Manager - Information Security

About The Position

Requirements

• Bachelor’s degree or equivalent experience.
• 10+ years IT experience; 3+ years IT management experience.
• Experience with security frameworks (NIST, CIS, ISO).

Nice To Haves

• Insurance industry experience.
• Experience leading IT leaders.
• Security certifications (CISSP, CISM, CISA, GIAC).

Responsibilities

• Staffing, onboarding, coaching, performance management, and workforce planning.
• Budget participation and service delivery accountability.
• Lead and assign resources within IT to support business objectives.
• Responsible for the team’s performance and its effects on IT and the business. Share plans and strategies to keep staff motivated and engaged.
• Lead through collaboration, partnering, and clear decision making. Provide leadership and guidance to individual contributors.
• Keep senior IT management informed on problem status, risk, and business satisfaction. Regularly report on information security program performance, including key metrics like vulnerability remediation SLAs, incident response times, and security awareness effectiveness.

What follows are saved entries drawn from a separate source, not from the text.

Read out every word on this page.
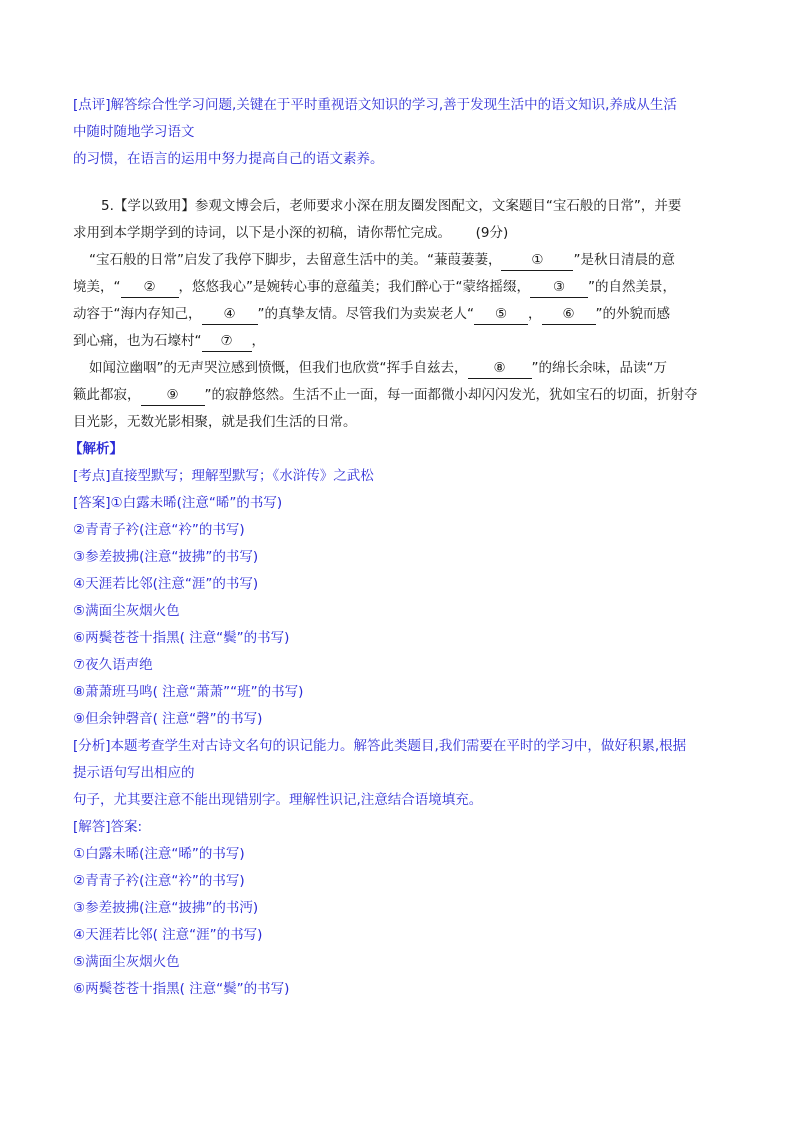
[点评]解答综合性学习问题,关键在于平时重视语文知识的学习,善于发现生活中的语文知识,养成从生活
中随时随地学习语文
的习惯，在语言的运用中努力提高自己的语文素养。
5.【学以致用】参观文博会后，老师要求小深在朋友圈发图配文，文案题目“宝石般的日常”，并要
求用到本学期学到的诗词，以下是小深的初稿，请你帮忙完成。 (9分)
“宝石般的日常”启发了我停下脚步，去留意生活中的美。“蒹葭萋萋， ① ”是秋日清晨的意
境美，“ ② ，悠悠我心”是婉转心事的意蕴美；我们醉心于“蒙络摇缀， ③ ”的自然美景，
动容于“海内存知己， ④ ”的真挚友情。尽管我们为卖炭老人“ ⑤ ， ⑥ ”的外貌而感
到心痛，也为石壕村“ ⑦ ，
如闻泣幽咽”的无声哭泣感到愤慨，但我们也欣赏“挥手自兹去， ⑧ ”的绵长余味，品读“万
籁此都寂， ⑨ ”的寂静悠然。生活不止一面，每一面都微小却闪闪发光，犹如宝石的切面，折射夺
目光影，无数光影相聚，就是我们生活的日常。
【解析】
[考点]直接型默写；理解型默写；《水浒传》之武松
[答案]①白露未晞(注意“晞”的书写)
②青青子衿(注意“衿”的书写)
③参差披拂(注意“披拂”的书写)
④天涯若比邻(注意“涯”的书写)
⑤满面尘灰烟火色
⑥两鬓苍苍十指黑( 注意“鬓”的书写)
⑦夜久语声绝
⑧萧萧班马鸣( 注意“萧萧”“班”的书写)
⑨但余钟磬音( 注意“磬”的书写)
[分析]本题考查学生对古诗文名句的识记能力。解答此类题目,我们需要在平时的学习中，做好积累,根据
提示语句写出相应的
句子，尤其要注意不能出现错别字。理解性识记,注意结合语境填充。
[解答]答案:
①白露未晞(注意“晞”的书写)
②青青子衿(注意“衿”的书写)
③参差披拂(注意“披拂”的书沔)
④天涯若比邻( 注意“涯”的书写)
⑤满面尘灰烟火色
⑥两鬓苍苍十指黑( 注意“鬓”的书写)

Escalate major incidents to senior IT management and provide monthly reports for the CISO and Board of Directors.
• Establish risk identification, prioritization, and reporting aligned to business impact.
• Govern policy lifecycle management and compliance oversight.
• Ensures the approval and publication of information security policies and practices.
• Work with the compliance staff to ensure that all information owned, collected, or controlled by or on behalf of the company is processed and stored in accordance with applicable laws and other global regulatory requirements, such as data privacy.
• Implement and govern secure configuration standards, IAM governance, SDLC security integration, and awareness training.
• Responsible for the effective acquisition, deployment, and integration of information technology solutions. Ensure effective deployment and flexibility in meeting changing business needs.
• Create and manage a targeted information security awareness training program for all employees, contractors, and approved system users, and establish metrics to measure the effectiveness of this security training program for the different audiences.
• Working with the CISO develops and drives an information security vision and strategy that is aligned to organizational priorities and enables and facilitates the organization's business objectives, and ensure senior stakeholder buy-in and mandate.
• Logging, monitoring, vulnerability scanning, remediation SLAs, and escalation.
• Conduct vulnerability scanning, facilitate the vulnerability management process, and escalate as required for critical vulnerabilities and threats.
• Drives alignment and results across IT teams to ensure vulnerability management program is effective.
• Incident response planning, exercises, post-incident improvement, and cyber recovery leadership.
• Strategic leadership to ensure incident response activities are coordinated with privacy, risk management, compliance, and business continuity objectives.
• Vendor security due diligence, contract reviews, and risk mitigation.
• Oversee technology dependencies outside of direct organizational control. This includes reviewing contracts and the creation of alternatives for managing risk.
• Security KPIs, executive reporting, and continuous control improvement.
• Establish security metrics, tracking the progress of the Corporate Information Security Program, and coordinate with other corporate governance and risk entities.
• Establish and document information security standards in the PMLC and SDLC processes and provide appropriate review of projects to assess information security policies, practices, and guidelines.